Beit Shemesh (Israele), 27 dic. (LaPresse/AP) – È polemica in Israele sulla campagna degli ebrei ultraortodossi che stanno spingendo per la segregazione delle donne in luoghi pubblici. Per oggi a Beit Shemesh è attesa una manifestazione contro la segregazione, a cui si prevede che parteciperanno circa 10mila persone. Simbolo dell’indignazione è una bimba di 8 anni, Naama Margolese, che ha paura di andare nella sua scuola religiosa per bambine dopo che estremisti ebrei le hanno sputato addosso e l’hanno chiamata “puttana” perché era vestita in maniera ritenuta “indecente”. La sua storia ha attirato attenzione sulle questioni di coercizione religiosa e segregazione delle donne. Ieri a Beit Shemesh si sono verificati scontri con polizia e giornalisti: decine di uomini hanno disturbato alcuni reporter di Associated Press che riprendevano un cartello stradale per la segregazione dei sessi sui marciapiedi davanti a una sinagoga e un altro gruppo ha invece lanciato pietre contro una troupe di Channel 10 Tv e contro la polizia.

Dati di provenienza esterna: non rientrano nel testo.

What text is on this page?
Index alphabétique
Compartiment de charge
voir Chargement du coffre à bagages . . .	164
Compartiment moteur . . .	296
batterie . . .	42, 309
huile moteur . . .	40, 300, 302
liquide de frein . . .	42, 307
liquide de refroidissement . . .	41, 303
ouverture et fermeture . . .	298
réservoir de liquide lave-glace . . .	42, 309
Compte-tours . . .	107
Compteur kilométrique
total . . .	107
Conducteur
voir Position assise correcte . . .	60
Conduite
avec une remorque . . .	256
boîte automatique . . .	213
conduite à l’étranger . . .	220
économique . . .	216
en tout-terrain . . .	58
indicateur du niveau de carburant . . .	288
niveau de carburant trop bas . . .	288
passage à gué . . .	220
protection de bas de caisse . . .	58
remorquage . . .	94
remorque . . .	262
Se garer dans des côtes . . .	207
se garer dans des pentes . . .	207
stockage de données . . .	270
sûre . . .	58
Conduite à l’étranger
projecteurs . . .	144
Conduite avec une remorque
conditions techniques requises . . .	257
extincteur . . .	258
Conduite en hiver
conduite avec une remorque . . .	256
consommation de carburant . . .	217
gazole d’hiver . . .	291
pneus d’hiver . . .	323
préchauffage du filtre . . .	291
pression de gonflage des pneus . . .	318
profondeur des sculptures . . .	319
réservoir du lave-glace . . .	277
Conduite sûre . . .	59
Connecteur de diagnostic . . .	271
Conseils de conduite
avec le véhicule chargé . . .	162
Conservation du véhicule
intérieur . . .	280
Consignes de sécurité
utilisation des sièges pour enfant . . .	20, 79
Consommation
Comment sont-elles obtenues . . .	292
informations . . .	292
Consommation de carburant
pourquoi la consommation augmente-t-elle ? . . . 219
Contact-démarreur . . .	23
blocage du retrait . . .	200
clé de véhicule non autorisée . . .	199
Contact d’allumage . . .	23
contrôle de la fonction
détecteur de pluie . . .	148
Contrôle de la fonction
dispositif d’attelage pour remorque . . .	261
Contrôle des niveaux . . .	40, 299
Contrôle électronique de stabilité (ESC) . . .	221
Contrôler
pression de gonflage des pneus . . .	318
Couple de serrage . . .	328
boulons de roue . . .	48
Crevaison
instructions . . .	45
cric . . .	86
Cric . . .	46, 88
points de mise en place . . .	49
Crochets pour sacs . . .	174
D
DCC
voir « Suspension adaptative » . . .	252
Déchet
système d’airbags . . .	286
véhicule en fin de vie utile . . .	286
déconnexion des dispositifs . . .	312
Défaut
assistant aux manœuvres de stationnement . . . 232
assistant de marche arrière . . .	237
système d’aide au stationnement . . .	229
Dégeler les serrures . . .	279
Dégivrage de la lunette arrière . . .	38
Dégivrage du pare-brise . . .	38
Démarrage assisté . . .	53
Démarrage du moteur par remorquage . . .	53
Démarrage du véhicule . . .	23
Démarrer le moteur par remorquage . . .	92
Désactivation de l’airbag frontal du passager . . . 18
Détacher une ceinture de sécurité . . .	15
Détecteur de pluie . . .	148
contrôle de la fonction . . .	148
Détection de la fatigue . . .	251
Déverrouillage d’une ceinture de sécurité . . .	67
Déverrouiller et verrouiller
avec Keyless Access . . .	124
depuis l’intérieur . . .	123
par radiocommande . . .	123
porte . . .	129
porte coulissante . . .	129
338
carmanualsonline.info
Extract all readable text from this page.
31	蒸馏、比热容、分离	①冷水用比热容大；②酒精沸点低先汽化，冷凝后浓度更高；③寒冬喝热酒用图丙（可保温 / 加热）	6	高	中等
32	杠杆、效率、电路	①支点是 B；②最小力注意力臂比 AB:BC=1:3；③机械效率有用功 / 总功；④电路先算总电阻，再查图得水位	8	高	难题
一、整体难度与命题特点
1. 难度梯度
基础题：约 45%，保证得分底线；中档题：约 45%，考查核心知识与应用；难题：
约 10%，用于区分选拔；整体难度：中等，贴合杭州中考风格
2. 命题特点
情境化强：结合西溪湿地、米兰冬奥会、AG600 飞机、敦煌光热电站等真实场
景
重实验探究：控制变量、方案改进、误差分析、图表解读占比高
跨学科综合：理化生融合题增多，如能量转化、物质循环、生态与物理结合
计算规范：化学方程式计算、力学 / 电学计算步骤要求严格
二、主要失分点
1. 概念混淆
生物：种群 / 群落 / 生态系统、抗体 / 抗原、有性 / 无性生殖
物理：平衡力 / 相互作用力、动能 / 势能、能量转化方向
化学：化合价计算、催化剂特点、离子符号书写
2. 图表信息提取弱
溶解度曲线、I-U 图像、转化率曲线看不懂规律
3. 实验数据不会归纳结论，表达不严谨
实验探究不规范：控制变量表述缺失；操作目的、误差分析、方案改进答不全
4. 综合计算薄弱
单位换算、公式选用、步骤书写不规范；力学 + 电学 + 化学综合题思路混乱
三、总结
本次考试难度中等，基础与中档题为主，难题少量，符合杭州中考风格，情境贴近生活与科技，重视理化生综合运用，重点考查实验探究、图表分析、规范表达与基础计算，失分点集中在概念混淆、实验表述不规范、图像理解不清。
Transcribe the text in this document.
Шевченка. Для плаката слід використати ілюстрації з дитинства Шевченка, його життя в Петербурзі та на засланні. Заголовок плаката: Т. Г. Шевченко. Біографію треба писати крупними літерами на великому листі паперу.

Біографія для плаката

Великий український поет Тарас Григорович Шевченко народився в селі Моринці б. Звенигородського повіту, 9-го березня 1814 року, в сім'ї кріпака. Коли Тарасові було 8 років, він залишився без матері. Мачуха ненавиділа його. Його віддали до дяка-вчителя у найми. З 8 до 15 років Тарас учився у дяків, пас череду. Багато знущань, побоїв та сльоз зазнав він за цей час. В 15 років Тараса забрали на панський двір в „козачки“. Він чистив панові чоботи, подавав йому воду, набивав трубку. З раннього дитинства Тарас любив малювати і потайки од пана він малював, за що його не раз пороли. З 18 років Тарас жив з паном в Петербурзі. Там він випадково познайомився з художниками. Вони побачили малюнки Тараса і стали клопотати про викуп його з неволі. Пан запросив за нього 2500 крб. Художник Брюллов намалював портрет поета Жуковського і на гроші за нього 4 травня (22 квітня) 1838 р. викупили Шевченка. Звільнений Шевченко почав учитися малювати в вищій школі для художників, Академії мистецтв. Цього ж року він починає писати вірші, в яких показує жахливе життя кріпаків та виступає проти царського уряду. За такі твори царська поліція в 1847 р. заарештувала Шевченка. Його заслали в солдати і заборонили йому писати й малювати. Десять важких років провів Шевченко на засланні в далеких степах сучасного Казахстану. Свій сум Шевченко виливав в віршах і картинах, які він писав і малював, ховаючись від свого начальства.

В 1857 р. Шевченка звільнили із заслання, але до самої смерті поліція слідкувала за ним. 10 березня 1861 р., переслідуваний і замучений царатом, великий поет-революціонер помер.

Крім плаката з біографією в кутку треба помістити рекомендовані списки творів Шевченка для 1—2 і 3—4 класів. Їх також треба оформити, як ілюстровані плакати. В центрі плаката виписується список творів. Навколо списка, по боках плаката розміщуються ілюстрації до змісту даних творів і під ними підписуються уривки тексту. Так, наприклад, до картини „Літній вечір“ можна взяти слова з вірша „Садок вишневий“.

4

La pagina Facebook creata per “proteggere la piccola Naama” ha già attirato quasi 10mila follower e questa settimana si terrà una manifestazione di sostegno della bambina. Le immagini di Naama in lacrime trasmesse in tv hanno scioccato molti israeliani e domenica il quotidiano Yediot Ahronot titolava: ‘Chi ha paura di una studentessa di 8 anni?’. “Quando vado a scuola la mattina mi viene mal di pancia perché sono così spaventata che loro ci saranno e inizieranno a gridare e sputare”, ha raccontato la bimba ad Associated Press. “Sono terribili – ha aggiunto – e non vogliono che andiamo a scuola”. Naama frequenta una nuova scuola per bambine nella città di Beit Shemesh, a ovest di Gerusalemme. L’istituto è situato tra un quartiere di ebrei ultraortodossi e una comunità di ebrei moderni, molti dei quali sono immigrati dagli Stati Uniti. Gli ultraortodossi considerano la scuola una violazione del loro territorio. Decine di uomini in cappelli neri deridono e accostano le studentesse tutti i giorni. La popolazione ortodossa di Beit Shemesh ha eretto segnali stradali chiedendo la segregazione dei sessi sui marciapiedi, organizzato “pattuglie di modestia” per garantire che le donne abbiano un aspetto sobrio e hanno lanciato pietre contro trasgressori.
Il caso di Naama è particolarmente sconvolgente perché si tratta di una bambina che frequenta una scuola religiosa e veste in modo composto indossando gonne e maglie a maniche lunghe. “La polizia israeliana intraprende e intraprenderà azioni per arrestare e fermare chi sputa, molesta o alza un dito”, ha dichiarato nei giorni scorsi il primo ministro israeliano Benjamin Netanyahu. “Non c’è spazio per cose del genere in uno Stato libero e democratico”, ha aggiunto. Gli abusi e la segregazione delle donne non sono una novità e i critici accusano il governo di chiudere un occhio, visto che due partiti ultraortodossi fanno parte della coalizione di governo. Le comunità ultraortodosse, che costituiscono il 10% della popolazione dello Stato ebraico, ricevono sussidi statali e la polizia raramente entra nelle zone abitate da estremisti.
In passato gli ultraortodossi applicavano il loro stile di vita rigoroso soltanto nei propri quartieri, ma ultimamente sono diventati sempre più aggressivi e cercano di imporre le rigide regole agli altri. Per la mamma di Naama, Hadassa Margolese, gli ultimi eventi rientrano in una lotta per il territorio. “Vogliono spingerci fuori da Beit Shemesh e vogliono prendere il controllo della città”, ha detto la donna.